Uma coisa que constato — e acho que não sou só eu — é que o domínio da língua culta pelas pessoas escolarizadas é cada vez menor (estão aí os resultados do PISA que não me deixam mentir). Antigamente, a maioria das pessoas que tinham acesso à educação formal — e que eram relativamente poucas — frequentava a escola pública (por incrível que possa parecer aos mais jovens, a escola privada abrigava aqueles que não se saíam bem no ensino público) e lá aprendia Língua Portuguesa desde os primeiros anos pela gramática tradicional (ninguém havia ouvido falar em linguística naquela época); essas pessoas, no entanto, tinham uma proficiência muito maior no português culto do que os jovens de hoje, educados pela moderna pedagogia variacionista. Penso que o problema da educação em nosso país não está propriamente no modelo teórico adotado, está nas drogas, na violência, no desrespeito ao professor, nos baixos salários dos profissionais da educação, no desinteresse dos pais pela educação dos filhos, na falta de infraestrutura das escolas, na falta de uma política educacional de Estado e não só de governo…

Outro argumento muito usado por Bagno é o de que o ensino de ciências é constantemente atualizado à medida que o próprio conhecimento científico avança. Por isso, não se ensina mais nas escolas que a Terra é o centro do Universo nem que animais surgem por geração espontânea. Enquanto isso, ensina-se gramática hoje do mesmo modo como se ensinava há 2.300 amos. De fato, concordo que deveríamos substituir as definições e a nomenclatura da gramática tradicional pelos modernos conceitos e terminologia da ciência linguística. Só que a gramática não é uma ciência, é uma normatização da linguagem formal escrita, portanto não está necessariamente obrigada a atualizações, embora as faça periodicamente. Há no Congresso Nacional uma norma antiquíssima determinando que parlamentares do sexo masculino são obrigados a trajar terno e gravata em suas dependências. Pode-se argumentar que a moda mudou muito desde que essa exigência foi estabelecida, que hoje em dia as pessoas vão de bermudas e chinelos aos mais diversos lugares e que, portanto, essa norma é obsoleta.

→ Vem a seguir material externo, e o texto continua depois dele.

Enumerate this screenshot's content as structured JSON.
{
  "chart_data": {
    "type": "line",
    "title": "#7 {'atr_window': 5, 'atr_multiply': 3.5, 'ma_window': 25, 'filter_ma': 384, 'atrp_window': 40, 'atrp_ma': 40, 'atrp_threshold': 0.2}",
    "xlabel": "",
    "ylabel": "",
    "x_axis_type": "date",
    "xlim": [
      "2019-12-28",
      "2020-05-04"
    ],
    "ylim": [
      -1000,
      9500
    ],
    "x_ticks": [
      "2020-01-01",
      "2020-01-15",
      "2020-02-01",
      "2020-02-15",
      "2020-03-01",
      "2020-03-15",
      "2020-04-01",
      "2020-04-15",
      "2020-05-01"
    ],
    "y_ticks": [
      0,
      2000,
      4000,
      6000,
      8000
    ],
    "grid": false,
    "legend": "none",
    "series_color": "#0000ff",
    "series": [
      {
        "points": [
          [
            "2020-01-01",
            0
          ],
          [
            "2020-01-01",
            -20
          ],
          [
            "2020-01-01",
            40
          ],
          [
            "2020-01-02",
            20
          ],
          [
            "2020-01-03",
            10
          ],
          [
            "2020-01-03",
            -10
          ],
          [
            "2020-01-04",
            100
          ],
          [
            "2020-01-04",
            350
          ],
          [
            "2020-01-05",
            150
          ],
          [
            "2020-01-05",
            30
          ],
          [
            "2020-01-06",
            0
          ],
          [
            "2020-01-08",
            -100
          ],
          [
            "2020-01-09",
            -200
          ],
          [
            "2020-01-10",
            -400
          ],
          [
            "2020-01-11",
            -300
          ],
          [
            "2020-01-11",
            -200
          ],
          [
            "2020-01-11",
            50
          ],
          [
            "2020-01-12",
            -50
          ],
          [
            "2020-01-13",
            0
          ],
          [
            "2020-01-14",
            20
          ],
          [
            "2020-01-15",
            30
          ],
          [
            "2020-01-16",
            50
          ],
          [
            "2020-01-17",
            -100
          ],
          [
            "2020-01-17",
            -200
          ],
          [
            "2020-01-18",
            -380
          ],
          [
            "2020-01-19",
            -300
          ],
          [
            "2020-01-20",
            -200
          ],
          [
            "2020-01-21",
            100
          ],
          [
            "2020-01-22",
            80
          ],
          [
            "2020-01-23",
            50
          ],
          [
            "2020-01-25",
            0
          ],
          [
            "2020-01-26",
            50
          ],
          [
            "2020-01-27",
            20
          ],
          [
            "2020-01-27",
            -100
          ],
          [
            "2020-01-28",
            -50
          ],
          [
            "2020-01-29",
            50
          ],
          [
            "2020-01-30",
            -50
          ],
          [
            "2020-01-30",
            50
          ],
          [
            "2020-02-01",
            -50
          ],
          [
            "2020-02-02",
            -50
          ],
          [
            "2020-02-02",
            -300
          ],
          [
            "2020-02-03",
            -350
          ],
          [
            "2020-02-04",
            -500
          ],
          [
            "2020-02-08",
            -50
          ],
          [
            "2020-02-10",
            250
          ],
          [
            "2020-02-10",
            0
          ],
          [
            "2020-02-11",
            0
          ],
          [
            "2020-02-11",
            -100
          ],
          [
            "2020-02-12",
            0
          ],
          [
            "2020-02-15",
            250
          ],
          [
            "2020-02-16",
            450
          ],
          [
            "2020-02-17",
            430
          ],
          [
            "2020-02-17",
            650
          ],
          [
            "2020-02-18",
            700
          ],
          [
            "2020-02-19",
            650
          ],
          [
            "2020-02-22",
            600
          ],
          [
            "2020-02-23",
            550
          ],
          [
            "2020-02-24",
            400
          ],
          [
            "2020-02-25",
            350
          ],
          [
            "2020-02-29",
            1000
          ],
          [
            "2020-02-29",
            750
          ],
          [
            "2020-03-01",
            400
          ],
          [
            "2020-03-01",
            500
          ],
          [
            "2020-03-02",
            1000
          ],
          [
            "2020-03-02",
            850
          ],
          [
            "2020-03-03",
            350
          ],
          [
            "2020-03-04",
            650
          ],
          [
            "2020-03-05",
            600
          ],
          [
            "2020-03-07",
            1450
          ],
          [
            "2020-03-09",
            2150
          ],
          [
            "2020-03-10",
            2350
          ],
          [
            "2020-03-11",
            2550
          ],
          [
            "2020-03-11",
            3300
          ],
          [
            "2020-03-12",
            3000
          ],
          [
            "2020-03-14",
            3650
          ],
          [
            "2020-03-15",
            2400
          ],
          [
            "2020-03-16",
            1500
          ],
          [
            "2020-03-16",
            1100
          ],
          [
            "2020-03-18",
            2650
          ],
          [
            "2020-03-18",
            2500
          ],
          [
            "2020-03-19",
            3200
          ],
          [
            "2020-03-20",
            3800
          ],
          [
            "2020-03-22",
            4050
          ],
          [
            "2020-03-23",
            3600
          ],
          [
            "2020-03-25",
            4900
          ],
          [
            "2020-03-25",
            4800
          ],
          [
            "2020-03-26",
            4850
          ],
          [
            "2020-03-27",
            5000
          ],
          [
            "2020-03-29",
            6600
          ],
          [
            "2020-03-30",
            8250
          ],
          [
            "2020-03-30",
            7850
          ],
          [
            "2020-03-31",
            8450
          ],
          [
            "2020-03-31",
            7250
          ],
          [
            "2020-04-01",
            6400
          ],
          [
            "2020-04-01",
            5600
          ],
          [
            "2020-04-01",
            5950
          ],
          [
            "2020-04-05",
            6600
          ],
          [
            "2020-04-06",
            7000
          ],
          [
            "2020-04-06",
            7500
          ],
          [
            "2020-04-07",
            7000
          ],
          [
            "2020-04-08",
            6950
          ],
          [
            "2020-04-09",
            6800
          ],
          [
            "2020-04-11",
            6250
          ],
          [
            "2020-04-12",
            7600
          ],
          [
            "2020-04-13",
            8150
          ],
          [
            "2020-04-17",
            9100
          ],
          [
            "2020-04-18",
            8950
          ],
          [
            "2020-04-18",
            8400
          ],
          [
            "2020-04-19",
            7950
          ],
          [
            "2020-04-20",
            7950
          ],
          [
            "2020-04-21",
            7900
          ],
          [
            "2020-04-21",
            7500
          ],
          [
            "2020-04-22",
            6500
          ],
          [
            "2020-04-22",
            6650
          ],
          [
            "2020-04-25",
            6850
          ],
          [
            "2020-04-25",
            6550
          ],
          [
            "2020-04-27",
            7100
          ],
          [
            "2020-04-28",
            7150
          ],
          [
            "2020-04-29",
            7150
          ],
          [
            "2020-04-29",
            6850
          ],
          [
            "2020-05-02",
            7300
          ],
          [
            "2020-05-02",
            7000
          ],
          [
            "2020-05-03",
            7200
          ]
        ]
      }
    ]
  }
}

No entanto, a obrigatoriedade do traje social no Congresso continua independentemente de qualquer mudança no estilo de vestir das pessoas comuns porque normas são normas e não ciências. O objetivo do ensino de gramática não é inculcar no aluno definições ou termos técnicos, é torná-lo proficiente na redação e leitura de textos formais. Definições e termos são um meio de aprendizagem e não um fim em si, portanto, para tal propósito, a NGB (Nomenclatura Gramatical Brasileira) tem funcionado tão bem quanto a terminologia linguística.

 Ao contrário de muitos de meus colegas, não sou ideológico, sou pragmático, portanto defendo aquilo que comprovadamente funciona. Por não ser ideológico, não me apego a doutrinas e agendas políticas, mas sim a fatos concretos, comprováveis cientificamente. Logo, não sou dogmático, não me arvoro em dono da verdade e tenho o espírito aberto a revisar meus conceitos e opiniões desde que seja convencido por argumentos sólidos, sobretudo os baseados em dados colhidos por metodologia científica rigorosa. Qualquer um que tenha estudado com afinco uma disciplina chamada Metodologia Científica, indispensável na formação de qualquer pesquisador e obrigatória a quem faz mestrado ou doutorado, sabe que a obra acadêmica de Bagno é eivada de erros metodológicos, muitos deles propositais, que, como tenho assinalado, decorrem da interferência de sua agenda político-ideológica num trabalho que, por sua própria natureza científica, deveria ser neutro e objetivo. E é principalmente aos seus erros metodológicos e à sua pregação política baseada nesse viés que eu me oponho. Não sou intransigente como certos radicais que colocam suas ideologias, crenças e cartilhas acima da realidade fática nem sou arrogante, como disse aquela mesma professora, quando afirmo que Bagno divulga uma versão deturpada da linguística, pois a verdadeira linguística, como ciência que é, não faz juízos de valor, não milita em favor desta ou daquela causa social, por mais justa que seja, porque não é sua função, e essa postura pode até comprometer a validade do conhecimento que produz. Aliás, por sua condição metodológica de neutralidade e imparcialidade, a ciência não pode defender pautas políticas, sejam de esquerda ou de direita. Ou a ciência é apolítica ou não é ciência.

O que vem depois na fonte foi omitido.